In order to function properly, the software must interact with numerous network components, making it a major stress point and an ideal target for attackers trying to gain a foothold within an organization.
The vulnerability discovered by CyberArk is thus a game changer for hackers seeking to lunch an undetected attack, as they can exploit the GPO system to gain access to the authorized users of an organization, allowing privileged access to critical systems and potentially undetected, devastating attacks affecting the entire network.

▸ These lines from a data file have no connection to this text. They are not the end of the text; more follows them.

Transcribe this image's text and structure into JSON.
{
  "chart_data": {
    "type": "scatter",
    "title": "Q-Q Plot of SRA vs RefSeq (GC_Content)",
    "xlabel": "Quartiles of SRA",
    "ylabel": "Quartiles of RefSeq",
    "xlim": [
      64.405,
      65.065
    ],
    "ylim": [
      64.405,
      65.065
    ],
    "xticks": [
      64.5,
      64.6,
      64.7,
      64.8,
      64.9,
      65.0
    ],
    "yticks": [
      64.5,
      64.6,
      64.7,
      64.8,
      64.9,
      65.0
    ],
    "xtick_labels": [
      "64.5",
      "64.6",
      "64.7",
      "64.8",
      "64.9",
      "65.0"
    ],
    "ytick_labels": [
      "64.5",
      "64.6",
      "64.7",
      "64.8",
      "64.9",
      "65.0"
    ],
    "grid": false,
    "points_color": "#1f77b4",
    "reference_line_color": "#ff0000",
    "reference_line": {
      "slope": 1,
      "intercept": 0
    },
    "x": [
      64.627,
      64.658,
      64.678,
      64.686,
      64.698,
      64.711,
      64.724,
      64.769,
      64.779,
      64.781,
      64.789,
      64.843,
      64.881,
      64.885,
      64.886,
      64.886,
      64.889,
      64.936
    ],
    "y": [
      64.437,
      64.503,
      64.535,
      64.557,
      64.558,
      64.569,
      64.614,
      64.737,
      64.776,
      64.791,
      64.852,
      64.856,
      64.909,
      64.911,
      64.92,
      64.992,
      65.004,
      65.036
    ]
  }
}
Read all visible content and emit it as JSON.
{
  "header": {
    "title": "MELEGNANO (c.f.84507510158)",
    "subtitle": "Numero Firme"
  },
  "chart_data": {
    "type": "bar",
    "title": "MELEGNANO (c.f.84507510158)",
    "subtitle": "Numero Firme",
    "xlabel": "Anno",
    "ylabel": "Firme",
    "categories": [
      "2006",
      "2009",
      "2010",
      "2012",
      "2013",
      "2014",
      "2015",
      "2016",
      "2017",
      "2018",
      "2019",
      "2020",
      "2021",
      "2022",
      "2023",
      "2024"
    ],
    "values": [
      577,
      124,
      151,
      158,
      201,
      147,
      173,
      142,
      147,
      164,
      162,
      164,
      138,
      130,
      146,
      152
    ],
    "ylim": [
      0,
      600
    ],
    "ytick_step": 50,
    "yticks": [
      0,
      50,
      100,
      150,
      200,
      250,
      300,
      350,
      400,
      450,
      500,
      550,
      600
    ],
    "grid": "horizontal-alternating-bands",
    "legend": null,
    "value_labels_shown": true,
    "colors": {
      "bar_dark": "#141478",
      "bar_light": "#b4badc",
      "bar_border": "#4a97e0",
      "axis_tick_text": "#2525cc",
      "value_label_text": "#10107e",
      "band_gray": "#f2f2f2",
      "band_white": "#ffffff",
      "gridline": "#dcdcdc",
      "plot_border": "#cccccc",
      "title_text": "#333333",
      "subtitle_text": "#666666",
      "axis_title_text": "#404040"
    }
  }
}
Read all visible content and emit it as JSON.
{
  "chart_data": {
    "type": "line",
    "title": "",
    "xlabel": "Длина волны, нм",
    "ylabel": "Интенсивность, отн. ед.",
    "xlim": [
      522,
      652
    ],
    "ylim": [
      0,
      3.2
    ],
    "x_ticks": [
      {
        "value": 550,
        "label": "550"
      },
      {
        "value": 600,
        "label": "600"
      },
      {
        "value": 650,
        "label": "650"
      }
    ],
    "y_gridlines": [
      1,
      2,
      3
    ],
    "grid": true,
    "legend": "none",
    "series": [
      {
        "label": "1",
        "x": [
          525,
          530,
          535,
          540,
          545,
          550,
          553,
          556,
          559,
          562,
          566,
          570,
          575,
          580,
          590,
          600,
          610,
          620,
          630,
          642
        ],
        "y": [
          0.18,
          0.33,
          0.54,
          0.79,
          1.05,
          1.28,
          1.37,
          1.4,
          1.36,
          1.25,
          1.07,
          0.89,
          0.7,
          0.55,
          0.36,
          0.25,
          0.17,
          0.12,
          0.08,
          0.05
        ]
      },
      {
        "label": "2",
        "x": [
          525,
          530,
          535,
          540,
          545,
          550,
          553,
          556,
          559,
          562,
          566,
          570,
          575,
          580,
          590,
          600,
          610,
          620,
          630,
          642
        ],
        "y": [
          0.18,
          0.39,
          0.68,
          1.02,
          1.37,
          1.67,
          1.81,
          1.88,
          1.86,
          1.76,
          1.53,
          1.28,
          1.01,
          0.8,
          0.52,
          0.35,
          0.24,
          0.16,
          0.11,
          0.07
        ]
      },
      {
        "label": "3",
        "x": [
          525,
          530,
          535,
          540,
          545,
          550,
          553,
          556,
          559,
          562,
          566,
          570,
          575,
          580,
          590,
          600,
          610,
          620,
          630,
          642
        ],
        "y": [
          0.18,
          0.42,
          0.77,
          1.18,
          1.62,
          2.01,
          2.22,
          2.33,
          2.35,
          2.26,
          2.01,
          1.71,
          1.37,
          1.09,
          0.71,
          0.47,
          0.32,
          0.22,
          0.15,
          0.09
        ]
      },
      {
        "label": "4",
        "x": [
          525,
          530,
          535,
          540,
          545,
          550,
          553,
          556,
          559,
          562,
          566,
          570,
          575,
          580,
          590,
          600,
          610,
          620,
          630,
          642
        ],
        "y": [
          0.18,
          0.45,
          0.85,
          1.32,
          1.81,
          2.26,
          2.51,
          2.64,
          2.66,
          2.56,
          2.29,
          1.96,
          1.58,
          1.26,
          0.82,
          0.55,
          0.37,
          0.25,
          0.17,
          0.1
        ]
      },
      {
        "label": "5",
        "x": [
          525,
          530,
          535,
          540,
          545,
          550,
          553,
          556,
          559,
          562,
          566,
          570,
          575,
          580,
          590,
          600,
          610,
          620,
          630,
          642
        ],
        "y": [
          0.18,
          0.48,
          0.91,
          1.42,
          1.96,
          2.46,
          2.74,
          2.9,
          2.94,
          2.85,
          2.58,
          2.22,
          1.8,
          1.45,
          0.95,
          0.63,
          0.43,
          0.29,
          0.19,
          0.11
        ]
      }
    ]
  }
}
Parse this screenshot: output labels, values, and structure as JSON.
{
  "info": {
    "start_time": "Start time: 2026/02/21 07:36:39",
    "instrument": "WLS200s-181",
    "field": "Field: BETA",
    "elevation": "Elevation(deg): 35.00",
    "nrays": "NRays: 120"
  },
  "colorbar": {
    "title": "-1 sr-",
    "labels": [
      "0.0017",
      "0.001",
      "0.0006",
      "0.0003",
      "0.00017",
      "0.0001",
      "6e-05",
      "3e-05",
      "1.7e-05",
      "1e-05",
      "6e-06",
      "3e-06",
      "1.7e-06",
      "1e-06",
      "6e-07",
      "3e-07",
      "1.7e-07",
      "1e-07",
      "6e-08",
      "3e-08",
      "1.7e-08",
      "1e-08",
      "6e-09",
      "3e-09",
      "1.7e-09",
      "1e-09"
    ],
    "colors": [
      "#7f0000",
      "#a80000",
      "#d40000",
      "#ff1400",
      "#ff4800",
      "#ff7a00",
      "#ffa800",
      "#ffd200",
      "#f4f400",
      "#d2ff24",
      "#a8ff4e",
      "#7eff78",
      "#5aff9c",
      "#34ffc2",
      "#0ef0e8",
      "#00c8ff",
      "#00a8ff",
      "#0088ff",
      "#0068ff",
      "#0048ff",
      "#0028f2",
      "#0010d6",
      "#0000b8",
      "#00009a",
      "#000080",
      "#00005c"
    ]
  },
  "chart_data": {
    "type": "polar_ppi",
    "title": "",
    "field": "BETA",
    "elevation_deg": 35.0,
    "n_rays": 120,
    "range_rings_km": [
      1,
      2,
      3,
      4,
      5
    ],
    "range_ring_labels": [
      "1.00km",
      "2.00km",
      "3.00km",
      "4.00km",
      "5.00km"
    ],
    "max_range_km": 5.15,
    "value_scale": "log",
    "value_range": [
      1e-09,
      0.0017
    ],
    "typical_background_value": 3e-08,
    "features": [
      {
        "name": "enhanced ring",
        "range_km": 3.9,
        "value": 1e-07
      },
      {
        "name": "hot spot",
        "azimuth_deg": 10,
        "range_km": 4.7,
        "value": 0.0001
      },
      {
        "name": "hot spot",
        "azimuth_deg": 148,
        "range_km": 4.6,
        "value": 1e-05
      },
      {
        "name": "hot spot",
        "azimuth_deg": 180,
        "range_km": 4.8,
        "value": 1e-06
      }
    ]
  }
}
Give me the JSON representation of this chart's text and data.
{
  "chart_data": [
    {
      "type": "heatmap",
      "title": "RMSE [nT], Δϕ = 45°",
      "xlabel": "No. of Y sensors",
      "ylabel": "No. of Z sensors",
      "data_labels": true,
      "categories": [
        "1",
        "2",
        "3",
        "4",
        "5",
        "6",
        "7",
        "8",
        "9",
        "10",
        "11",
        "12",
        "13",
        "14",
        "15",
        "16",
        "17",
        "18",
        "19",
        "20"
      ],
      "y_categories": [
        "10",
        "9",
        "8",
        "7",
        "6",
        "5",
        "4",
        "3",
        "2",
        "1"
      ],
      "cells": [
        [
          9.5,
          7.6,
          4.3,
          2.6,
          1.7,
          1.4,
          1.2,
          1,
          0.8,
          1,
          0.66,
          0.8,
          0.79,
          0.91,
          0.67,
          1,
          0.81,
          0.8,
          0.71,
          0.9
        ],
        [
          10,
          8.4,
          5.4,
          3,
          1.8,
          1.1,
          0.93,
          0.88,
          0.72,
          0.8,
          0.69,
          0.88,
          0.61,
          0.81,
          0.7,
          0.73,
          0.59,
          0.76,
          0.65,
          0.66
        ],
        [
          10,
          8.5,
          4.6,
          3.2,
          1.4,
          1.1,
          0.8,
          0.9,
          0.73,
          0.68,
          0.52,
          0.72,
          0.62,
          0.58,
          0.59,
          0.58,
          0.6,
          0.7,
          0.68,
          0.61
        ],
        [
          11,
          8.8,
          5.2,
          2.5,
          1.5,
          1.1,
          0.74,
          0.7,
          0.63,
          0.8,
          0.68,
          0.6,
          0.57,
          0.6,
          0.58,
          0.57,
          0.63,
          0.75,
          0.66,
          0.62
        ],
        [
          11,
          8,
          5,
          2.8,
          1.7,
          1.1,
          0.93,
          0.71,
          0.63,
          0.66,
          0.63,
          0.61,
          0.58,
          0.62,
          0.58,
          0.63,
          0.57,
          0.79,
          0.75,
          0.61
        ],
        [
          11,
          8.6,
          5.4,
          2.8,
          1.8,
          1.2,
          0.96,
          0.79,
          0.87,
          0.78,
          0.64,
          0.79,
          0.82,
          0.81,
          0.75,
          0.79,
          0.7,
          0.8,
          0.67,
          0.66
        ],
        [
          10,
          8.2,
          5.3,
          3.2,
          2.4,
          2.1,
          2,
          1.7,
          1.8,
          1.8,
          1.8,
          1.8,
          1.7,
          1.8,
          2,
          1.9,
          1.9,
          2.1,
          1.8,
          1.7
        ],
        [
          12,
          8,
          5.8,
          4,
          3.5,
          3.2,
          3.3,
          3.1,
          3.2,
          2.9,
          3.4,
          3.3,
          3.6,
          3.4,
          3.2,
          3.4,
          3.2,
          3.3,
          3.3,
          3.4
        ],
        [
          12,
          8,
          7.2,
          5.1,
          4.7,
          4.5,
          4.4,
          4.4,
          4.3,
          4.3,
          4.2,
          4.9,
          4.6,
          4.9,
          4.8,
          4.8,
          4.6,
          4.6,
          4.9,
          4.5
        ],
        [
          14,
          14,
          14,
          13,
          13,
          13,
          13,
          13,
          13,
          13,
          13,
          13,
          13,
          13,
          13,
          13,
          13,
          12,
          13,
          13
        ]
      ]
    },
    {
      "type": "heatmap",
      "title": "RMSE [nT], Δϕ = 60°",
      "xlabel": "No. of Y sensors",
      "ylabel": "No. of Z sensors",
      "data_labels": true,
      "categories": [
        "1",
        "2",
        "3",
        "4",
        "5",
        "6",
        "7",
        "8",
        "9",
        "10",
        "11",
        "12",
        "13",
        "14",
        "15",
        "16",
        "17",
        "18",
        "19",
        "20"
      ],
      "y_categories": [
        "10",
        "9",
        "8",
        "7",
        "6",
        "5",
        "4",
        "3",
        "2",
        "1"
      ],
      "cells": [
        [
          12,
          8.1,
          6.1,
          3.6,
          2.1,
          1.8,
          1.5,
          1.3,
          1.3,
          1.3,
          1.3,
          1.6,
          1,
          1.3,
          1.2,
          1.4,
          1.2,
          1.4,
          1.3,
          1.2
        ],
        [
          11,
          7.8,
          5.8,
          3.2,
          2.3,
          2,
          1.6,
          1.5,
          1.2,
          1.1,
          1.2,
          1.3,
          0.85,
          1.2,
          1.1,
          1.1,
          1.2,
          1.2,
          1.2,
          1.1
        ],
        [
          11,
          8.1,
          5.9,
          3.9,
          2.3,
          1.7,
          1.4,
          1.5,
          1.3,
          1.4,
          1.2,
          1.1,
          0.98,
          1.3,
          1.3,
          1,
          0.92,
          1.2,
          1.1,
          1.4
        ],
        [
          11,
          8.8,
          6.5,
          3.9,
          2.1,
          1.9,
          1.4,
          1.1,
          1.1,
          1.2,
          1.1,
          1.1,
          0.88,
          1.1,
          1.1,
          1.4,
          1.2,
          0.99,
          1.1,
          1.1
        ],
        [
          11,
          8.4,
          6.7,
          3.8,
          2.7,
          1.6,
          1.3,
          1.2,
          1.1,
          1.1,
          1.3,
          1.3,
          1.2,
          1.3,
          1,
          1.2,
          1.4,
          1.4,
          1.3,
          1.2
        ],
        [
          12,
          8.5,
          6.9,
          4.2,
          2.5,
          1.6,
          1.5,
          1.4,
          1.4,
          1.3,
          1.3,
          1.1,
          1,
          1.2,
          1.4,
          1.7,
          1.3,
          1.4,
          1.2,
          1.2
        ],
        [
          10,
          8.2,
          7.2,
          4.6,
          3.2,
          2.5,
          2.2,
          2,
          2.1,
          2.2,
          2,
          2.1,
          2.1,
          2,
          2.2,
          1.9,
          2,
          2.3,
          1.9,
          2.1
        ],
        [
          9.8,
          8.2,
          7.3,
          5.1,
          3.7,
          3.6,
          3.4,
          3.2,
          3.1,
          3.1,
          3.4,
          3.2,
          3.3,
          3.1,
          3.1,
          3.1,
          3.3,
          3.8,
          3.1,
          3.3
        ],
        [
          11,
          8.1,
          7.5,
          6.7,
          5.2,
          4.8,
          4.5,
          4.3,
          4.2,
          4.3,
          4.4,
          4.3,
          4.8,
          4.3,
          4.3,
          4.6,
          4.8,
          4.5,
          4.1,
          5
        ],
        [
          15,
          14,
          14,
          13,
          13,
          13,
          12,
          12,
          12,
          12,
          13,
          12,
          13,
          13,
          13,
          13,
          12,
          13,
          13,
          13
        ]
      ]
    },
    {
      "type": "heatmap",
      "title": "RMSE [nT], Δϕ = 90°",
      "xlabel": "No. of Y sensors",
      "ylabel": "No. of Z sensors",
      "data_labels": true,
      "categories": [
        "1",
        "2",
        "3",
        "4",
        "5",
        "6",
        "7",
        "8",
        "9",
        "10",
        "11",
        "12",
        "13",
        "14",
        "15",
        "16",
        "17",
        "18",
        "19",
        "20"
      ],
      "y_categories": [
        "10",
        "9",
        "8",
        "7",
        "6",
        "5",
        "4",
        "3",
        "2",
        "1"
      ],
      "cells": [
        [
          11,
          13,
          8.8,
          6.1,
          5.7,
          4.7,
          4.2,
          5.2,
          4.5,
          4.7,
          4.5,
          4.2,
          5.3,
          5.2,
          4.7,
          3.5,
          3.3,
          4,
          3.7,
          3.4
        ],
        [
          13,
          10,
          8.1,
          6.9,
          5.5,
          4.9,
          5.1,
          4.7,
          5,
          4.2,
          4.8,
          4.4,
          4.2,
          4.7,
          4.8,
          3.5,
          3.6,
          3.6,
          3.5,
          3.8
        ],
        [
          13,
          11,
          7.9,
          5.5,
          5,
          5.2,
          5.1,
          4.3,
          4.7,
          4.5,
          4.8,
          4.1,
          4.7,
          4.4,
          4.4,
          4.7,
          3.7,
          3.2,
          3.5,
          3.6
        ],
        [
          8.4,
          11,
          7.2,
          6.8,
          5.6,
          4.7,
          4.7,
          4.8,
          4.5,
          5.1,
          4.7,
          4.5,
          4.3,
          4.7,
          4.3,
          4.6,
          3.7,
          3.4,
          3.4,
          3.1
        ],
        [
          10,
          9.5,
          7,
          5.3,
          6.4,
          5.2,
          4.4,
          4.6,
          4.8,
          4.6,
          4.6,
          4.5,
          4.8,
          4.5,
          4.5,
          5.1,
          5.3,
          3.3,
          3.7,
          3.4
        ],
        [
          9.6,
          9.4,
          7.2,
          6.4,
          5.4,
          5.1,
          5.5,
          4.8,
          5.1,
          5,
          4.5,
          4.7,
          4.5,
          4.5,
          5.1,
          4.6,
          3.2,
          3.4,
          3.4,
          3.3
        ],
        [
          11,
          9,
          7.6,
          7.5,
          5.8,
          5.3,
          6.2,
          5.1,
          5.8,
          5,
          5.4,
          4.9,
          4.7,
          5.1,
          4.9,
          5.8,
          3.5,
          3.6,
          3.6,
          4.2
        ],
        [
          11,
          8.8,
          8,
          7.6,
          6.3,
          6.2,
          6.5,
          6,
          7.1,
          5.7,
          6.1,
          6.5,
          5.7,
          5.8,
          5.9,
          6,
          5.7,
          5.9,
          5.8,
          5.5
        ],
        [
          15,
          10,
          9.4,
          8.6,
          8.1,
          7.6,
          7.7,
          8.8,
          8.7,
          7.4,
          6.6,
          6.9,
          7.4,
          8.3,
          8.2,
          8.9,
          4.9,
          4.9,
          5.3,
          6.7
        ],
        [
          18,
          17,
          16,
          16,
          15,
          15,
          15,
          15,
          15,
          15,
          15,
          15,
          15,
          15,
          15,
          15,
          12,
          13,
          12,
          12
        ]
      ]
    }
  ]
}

The scale of this discovered threat is huge, considering this vulnerability impacts any Windows machine built after 2008, meaning hundreds of millions of machines could be affected if not properly updated, the press release noted.
CyberArk was established in Israel in 1999 by current CEO Udi Mokady and was designated as an information security company, dealing mostly with financial, energy, retail and healthcare services as well as government markets. Headquartered in Petah Tikva, Israel, the company has US headquarters in Newton, Massachusetts, as well.
Shortly after CyberArk's discovery was made public, Microsoft released a patch update meant to solve the issue.